楚乐那不太聪明的小脑袋瓜子一时半会实在想不清楚它和简柏之间的关系。
虽然猜不透它身份,也捉摸不透它的行为,但积攒了好几天的恐惧,在看见那张过分熟悉的脸的一瞬间,几乎是瞬间就消失殆尽了。
楚乐能感觉到,小怪物对他并没有恶意。
方才它慌乱逃跑的行为,让楚乐不合时宜地想起了之前在楼下的那只异瞳流浪猫。
凶巴巴的小猫崽子,路人稍微靠近一点就会竖起飞机耳龇着牙哈气。
楚乐投喂过了它几次之后,小猫咪对他的防备之心明显有所下降,却还是会在他想要抬手摸一摸的时候竖着尾巴炸开毛一溜烟跑回小巷深处。

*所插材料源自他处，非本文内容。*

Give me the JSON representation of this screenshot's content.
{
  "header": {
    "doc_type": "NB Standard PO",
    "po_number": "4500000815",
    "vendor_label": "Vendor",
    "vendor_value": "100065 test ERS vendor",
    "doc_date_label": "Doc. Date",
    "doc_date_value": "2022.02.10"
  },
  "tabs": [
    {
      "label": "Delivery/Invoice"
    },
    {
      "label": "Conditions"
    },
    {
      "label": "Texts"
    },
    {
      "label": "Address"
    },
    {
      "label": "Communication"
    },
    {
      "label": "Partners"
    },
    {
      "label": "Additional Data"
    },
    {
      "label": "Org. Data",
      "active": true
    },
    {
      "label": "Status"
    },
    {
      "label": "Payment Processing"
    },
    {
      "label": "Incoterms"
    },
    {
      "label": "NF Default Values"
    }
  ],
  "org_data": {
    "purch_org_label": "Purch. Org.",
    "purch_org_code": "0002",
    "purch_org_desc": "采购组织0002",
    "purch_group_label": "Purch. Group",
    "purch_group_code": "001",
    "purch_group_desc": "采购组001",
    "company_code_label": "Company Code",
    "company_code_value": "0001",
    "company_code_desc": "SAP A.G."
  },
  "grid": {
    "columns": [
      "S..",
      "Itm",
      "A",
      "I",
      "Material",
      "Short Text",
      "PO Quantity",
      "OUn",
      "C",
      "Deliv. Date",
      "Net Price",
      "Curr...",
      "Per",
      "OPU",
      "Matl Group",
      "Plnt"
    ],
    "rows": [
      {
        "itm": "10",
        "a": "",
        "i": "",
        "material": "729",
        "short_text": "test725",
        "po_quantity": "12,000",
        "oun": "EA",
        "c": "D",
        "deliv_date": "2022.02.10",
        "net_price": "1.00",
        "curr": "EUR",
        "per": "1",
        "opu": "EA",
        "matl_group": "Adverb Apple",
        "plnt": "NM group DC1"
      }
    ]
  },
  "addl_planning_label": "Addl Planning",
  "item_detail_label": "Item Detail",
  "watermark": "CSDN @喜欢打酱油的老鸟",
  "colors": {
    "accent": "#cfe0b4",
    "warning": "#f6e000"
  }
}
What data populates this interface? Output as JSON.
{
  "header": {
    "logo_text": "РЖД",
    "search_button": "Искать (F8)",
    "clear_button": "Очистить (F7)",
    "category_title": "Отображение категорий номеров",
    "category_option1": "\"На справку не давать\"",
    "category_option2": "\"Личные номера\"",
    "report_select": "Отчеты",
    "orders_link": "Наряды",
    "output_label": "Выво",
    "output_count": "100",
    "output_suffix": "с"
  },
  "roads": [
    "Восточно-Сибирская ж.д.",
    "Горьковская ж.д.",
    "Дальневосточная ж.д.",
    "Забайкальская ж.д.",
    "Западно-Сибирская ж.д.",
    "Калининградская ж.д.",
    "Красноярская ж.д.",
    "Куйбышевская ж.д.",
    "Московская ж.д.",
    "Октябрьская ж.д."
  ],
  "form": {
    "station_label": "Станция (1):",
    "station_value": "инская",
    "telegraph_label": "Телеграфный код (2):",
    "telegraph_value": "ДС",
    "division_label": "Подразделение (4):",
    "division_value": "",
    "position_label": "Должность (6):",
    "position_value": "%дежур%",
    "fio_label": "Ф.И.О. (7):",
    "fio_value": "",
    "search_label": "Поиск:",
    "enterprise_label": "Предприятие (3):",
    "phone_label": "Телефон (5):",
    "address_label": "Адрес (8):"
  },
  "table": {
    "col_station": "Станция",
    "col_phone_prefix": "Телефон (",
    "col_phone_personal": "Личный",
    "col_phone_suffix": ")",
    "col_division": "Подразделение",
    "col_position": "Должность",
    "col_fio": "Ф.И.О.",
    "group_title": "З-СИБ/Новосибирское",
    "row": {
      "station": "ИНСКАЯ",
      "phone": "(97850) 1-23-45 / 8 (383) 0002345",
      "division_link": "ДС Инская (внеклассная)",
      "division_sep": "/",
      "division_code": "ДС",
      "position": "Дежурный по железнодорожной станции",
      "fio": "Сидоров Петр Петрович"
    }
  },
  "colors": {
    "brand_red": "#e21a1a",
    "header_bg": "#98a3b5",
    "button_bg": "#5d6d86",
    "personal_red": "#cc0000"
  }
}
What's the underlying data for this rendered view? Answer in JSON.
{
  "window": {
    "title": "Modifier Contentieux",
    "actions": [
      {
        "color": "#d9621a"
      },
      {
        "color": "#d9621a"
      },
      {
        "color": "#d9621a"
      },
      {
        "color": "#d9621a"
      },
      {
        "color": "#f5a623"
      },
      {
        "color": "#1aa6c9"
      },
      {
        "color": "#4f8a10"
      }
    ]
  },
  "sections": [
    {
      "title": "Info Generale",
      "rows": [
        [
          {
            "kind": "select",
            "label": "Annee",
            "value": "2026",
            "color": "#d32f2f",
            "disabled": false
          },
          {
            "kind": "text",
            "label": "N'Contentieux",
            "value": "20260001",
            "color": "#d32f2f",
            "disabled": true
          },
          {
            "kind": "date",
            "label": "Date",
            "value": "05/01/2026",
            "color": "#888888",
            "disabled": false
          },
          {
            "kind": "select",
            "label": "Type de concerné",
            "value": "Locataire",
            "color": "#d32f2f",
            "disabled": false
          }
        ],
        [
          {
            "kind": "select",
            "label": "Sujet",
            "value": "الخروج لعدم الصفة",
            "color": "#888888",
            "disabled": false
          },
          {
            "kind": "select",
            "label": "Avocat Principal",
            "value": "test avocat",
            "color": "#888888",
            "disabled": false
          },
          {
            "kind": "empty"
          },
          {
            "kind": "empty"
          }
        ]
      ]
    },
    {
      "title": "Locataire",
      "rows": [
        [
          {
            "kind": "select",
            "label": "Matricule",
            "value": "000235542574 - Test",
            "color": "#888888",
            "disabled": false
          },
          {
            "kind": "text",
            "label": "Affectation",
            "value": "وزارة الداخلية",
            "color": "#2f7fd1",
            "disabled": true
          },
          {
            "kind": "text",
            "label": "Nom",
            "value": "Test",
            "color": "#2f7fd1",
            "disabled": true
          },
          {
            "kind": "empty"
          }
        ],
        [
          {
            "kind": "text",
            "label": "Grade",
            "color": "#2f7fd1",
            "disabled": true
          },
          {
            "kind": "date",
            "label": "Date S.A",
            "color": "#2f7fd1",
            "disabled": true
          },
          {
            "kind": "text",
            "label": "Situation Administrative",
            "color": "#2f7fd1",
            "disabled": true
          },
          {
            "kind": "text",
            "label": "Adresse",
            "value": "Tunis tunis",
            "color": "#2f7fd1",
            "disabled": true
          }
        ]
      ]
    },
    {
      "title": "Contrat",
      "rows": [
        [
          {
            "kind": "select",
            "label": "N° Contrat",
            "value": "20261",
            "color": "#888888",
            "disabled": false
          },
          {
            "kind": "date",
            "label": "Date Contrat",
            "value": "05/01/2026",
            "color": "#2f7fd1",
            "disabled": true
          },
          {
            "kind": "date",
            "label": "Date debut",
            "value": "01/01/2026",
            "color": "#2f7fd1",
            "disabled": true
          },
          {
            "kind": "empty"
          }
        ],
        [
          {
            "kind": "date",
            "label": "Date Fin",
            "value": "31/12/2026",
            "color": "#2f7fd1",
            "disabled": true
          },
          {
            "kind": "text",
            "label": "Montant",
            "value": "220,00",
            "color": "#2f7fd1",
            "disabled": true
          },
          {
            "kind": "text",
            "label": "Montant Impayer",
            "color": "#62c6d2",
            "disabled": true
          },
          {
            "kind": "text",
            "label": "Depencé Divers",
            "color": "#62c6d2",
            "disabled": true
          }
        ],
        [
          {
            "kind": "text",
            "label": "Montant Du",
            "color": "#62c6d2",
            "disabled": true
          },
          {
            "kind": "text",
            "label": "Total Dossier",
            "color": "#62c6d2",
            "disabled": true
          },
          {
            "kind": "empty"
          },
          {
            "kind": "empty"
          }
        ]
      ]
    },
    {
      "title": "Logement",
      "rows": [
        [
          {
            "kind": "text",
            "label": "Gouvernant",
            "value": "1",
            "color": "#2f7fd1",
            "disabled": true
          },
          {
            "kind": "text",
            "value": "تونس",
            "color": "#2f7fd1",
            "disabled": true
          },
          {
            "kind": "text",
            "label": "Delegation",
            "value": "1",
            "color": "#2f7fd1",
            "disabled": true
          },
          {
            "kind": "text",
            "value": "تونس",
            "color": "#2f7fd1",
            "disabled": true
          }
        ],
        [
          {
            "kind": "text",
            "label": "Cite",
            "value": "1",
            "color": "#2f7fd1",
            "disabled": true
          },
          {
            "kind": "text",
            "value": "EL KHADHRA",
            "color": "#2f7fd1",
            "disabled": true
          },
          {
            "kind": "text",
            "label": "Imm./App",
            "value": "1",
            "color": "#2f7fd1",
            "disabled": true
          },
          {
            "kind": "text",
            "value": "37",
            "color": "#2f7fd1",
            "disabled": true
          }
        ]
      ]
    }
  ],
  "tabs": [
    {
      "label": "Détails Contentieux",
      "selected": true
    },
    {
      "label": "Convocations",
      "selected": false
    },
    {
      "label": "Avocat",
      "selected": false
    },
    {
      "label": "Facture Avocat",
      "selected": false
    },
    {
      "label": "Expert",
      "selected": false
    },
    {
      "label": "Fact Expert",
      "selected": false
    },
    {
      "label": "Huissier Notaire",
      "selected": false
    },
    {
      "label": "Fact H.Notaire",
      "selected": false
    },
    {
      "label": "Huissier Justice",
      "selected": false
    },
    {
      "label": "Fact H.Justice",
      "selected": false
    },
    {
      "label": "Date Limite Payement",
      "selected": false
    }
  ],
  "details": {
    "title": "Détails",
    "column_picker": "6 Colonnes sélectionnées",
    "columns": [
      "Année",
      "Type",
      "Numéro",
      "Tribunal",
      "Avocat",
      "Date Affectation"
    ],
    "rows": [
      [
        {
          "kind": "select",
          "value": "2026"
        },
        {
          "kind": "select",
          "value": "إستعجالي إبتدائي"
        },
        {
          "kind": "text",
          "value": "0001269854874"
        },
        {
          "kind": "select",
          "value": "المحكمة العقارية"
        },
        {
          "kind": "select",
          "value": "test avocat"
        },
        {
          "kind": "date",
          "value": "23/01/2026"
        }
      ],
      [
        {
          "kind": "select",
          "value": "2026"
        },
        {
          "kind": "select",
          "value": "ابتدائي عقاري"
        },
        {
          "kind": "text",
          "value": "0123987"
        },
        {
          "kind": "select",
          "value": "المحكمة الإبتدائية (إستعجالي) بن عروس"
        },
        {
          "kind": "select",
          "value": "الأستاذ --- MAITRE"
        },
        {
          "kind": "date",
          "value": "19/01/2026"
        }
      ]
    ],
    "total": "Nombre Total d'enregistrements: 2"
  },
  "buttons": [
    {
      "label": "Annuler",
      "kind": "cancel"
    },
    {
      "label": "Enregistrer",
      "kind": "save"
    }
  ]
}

楚乐等了好一会,确定它一时半会不会再主动出现,这才慢吞吞地从小窝里爬了出来。
他的烧还没退,头晕乎乎的,身体也酸软无劲儿。
小怪物不知道从来找来了一堆衣服,鼓鼓囊囊的一大堆。
楚乐找了一件还没有摘吊牌的衬衣随便套上,拎着那几条五花八门女式小短裙看了半晌又默默放了回去,好在衬衣尺码偏大,拉扯着衣摆也能遮住小半截大腿根。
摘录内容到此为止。